La fin de l’homme rouge de Svetlana Alexievitch

Témoignage après témoignage, une fresque unique 

Mon frère Jean m’avait prévenu : tu verras, c’est un peu dur … ce livre lui a été conseillé par Tomek, son libraire préféré (librairie La Cédille, rue des Volontaires, Paris 15 e arrt).

Un peu dur est un charmant euphémisme, mais la puissance d’écriture, le choix d’un procédé littéraire original, encore peu utilisé en France, le sujet passionnant font de cet ouvrage un bloc d’histoire humaine. Le projet est titanesque, et se lit comme un documentaire hallucinant sur un monde englouti : Svetlana Alexievitch a décidé d’interviewer, dans les années qui ont suivi l’effondrement du bloc soviétique, des dizaines de personnes anonymes sur la vie d’avant, la vie de leurs parents, les changements de la société russe … pour essayer de comprendre et de rendre compte de « la fin de l’homme rouge ». Pas de géopolitique ou de cours d’histoire ici.

“Je pose des questions sur l’amour, la jalousie, l’enfance, la vieillesse. Sur la musique, les danses, les coupes de cheveux. Sur les milliers de détails d’une vie qui a disparu. C’est la seule façon d’insérer la catastrophe dans un cadre familier et d’essayer de raconter quelque chose. De deviner quelque chose … l’histoire ne s’intéresse qu’aux faits, les émotions, elles restent toujours en marge. Ce n’est pas l’usage de les laisser entrer dans l’histoire. Moi, je regarde le monde avec les yeux d’une littéraire et non d’une historienne.”
La lecture est éprouvante, tellement les destins des personnes interviewées ressemblent la plupart du temps à des trajectoires brisées, des vies étouffées, tellement les anecdotes décrites ont leur part de tragique. Mais la manière discrète et attentive qu’a l’auteur d’être présente à leurs paroles, le mouvement ample, impressionnant, constitué par la polyphonie de toutes ces voix, redonne à ces vies toute leur force et leur dignité.

 

La consécration de la « creative nonfiction »

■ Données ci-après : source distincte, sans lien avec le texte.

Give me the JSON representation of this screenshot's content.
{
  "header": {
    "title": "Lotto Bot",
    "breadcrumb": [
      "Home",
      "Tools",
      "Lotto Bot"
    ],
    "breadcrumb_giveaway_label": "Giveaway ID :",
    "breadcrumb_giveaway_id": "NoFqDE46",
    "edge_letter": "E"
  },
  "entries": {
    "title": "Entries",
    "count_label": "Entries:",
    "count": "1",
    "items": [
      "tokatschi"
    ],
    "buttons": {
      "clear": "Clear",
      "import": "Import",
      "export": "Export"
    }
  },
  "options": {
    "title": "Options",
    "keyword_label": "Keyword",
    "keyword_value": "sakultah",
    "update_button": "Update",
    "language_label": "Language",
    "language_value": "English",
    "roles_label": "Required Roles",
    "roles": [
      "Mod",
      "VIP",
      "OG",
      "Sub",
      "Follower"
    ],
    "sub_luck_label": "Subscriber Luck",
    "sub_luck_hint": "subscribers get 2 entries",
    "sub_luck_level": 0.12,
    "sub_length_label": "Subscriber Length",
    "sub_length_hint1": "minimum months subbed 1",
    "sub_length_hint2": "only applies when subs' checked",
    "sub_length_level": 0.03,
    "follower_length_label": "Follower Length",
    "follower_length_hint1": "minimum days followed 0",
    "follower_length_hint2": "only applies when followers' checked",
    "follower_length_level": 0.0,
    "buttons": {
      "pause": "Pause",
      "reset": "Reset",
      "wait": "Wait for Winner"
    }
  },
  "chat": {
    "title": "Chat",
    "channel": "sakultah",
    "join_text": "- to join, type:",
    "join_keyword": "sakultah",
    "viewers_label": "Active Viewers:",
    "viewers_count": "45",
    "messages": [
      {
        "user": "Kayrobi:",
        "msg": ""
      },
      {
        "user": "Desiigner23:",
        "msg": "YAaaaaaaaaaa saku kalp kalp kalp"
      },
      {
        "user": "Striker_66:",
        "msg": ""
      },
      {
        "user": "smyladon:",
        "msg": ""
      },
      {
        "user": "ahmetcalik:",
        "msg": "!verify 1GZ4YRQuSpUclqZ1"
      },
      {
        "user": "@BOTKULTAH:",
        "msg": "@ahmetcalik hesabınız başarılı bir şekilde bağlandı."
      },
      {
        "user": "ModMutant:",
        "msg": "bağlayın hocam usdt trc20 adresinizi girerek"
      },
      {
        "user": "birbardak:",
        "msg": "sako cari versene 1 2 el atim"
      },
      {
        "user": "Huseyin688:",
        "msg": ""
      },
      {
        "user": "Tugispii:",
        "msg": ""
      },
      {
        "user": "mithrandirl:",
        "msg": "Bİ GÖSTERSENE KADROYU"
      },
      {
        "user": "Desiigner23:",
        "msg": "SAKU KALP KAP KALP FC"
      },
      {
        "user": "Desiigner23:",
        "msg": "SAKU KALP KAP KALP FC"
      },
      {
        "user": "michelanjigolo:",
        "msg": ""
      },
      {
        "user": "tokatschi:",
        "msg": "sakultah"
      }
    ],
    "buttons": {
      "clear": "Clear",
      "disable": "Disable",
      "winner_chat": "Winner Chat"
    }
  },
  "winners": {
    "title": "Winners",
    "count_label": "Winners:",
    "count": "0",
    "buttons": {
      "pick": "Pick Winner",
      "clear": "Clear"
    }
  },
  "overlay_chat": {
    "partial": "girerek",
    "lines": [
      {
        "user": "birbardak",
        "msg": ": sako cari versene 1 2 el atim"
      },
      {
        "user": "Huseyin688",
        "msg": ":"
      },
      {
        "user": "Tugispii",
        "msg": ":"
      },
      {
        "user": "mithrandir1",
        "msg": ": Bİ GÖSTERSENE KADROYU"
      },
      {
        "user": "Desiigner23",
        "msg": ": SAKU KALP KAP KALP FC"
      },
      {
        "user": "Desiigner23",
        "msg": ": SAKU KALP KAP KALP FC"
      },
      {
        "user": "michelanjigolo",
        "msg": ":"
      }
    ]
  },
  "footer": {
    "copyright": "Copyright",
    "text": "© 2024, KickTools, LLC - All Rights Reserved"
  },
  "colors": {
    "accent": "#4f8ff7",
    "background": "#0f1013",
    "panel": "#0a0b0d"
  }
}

C’est écrit par une écrivain née soviétique, en Ukraine, passée par le journalisme durant ses années biélorusses. De là vient peut-être ce souci de retranscrire, de rendre compte et ce talent d’intervieweuse, à qui ses interlocuteurs acceptent de se confier, pour donner un livre-témoignage incroyable. La réalité de toutes ces existences entremêlées, empilées, unies par ce qu’elles ont vécu – l’époque soviétique puis sa fin – finit par créer une oeuvre à la frontière de la fiction, fresque magistrale à hauteur d’homme et de femme.
Svetlana Alexievitch a obtenu le prix Nobel de littérature en 2015 et c’est largement mérité. Elle est, apparemment, une des chefs de file d’un genre littéraire encore peu utilisé en France, la “creative nonfiction”. C’est passionnant, car cela questionne, entre autres, le rapport entre écriture, réel et création. Et aussi cela rend hommage à des voix qui sinon se seraient perdues dans les plaines de l’Oural, les montagnes du Caucase, les forêts glacées de Sibérie ou les rues bruyantes de Moscou.